“Nanny Morgan was the daughter of Richard Williams, and she war born and bred in a little house up at Westwood, on the way to Presthope. Yer must often have seen the place, as yer go to Five Chimneys. Nan war a fine, strapping lass when first I remembered her. Dark, tall, with steel-grey eyes. Her got into trouble when quite a maid for having a finger in the pie of robbing Mrs. Powell at Bourton. Her was tried at Shrewsbury for the robbery, and lay in prison, they said, a long time. When her got out of prison her own people wouldn’t harbour her, they said, and she went and lived with the gipsies. There she learnt card tricks, tellin’ of fortunes, and took to wandering and unchristian ways. Us didn’t see her at Wenlock for a long while, but one day she turned up at Wenlock Market on a Monday, and told a friend that her had taken ‘dad’s old house’ and meant to settle down and bide in the old place.
“Her called herself then Nanny Morgan, though who Morgan war I never rightly knew, most like some tinker man. Anyway, her went to Westwood, and there her lived, told fortunes by cards and by hand-readin’, sold love drinks, and was hired out as a curser—and of all the cursers, there war none that could curse with Nan. For her cursed the goin’s in and the goin’s out of folks, the betwixt and between, the side-ways and slip-slaps, till, as they said, there wasn’t foot-room for folks to stand on, nor a thimbleful of air for a creature to breathe, that hard could Nanny curse.
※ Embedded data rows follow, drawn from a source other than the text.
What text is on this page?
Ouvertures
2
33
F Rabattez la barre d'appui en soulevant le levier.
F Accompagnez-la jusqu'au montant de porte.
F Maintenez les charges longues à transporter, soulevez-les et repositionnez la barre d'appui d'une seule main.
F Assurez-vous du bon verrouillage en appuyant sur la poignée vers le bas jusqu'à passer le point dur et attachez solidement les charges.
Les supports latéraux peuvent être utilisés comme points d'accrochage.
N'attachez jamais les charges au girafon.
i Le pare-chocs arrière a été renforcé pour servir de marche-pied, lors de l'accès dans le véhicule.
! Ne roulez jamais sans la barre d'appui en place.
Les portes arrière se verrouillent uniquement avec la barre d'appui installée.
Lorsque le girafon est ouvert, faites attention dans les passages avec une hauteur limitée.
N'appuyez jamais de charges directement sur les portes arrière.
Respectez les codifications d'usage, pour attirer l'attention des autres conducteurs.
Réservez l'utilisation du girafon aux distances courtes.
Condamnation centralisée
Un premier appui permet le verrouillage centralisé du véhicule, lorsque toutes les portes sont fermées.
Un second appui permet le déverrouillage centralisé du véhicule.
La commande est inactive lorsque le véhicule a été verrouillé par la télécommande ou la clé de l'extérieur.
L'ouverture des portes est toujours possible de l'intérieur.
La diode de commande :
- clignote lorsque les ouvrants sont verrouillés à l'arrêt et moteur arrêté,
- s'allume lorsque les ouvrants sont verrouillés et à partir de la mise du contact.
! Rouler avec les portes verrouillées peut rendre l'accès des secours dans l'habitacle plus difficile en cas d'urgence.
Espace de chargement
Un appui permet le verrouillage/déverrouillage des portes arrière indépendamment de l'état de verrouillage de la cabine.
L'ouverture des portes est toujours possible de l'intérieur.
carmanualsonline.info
“She was terrible to meet,” continued Betty. “Once as I war walkin’ back to Homer after marketing at Wenlock, I looked up and Nan was full in my road, straight against the sky. How her had comed there, I don’t know, but there her war, terrible fierce and sudden, and her great eyes seemed to look through and through me, and I fair quailed before her, as they say a partridge does afore a hawk. Every one war feared of Nanny,” added old Betty, “for they felt before her as innocent as a child, and what war there as she couldn’t do to them?
“Nan lived on at Westwood and none dared say her nay, or to refuse her ought, and all the while she went on practising devil’s arts, till her got her death.”
“How was that?” I asked.
“Well, it war years agone.” And Betty thought for a moment and then added, “’Twas in the year 1857 that Nan got her deserts.
“There war a young lodger as had a bed at Nan’s, and Nan took to him terrible, and the lovinger her got the more he held back; and the witch played with ’um same as a cat does with a mouse, and wouldn’t let ’un off to marry his own sweetheart. So one evening, he went into Wenlock, and he bought a knife, and he stole back to her house, and she called him soft like a throstle. Then while she stirred her pot, he stabbed her to get free of her love philters. When Mr. Yates, who war mace-bearer and barber, comed up, he found Nan, they said, lying in a pool of blood, but they durst not undress her for fear of getting witch’s blood, and we all know that that is a special damnation.
“Her led a bad life, did Nan,” pursued old Betty; “her kept a swarm of cats, and one she called Hellblow and another Satan’s Smile, and her had a box of toads to work mysteries with, and these, they said, would hop at night, and leer and talk familiar as spirits, and besides these, there war a pack of wicked books. You yourself, mam, have her card-table where her used to sit. One leg of it higher than the rest, and the ledge below, was where her wickedest toad used to perch—it as they called ‘Dew,’ and that had been bred up on communion bread, to reveal secrets. Sometimes, I’ve heard, Nan would fall a-kissin’ that toad and whisper to it all sorts of unclean spells. I couldn’t abear the table. It might fall to speaking itself at nights, and then the devil only knows what it would say.”
There was a pause, and then old Betty went on to say—
“After Nan war buried, the books one and all war brought down to the Falcon’s Yard Inn and burnt publicly. So that war her end, and a wickeder woman never lived.”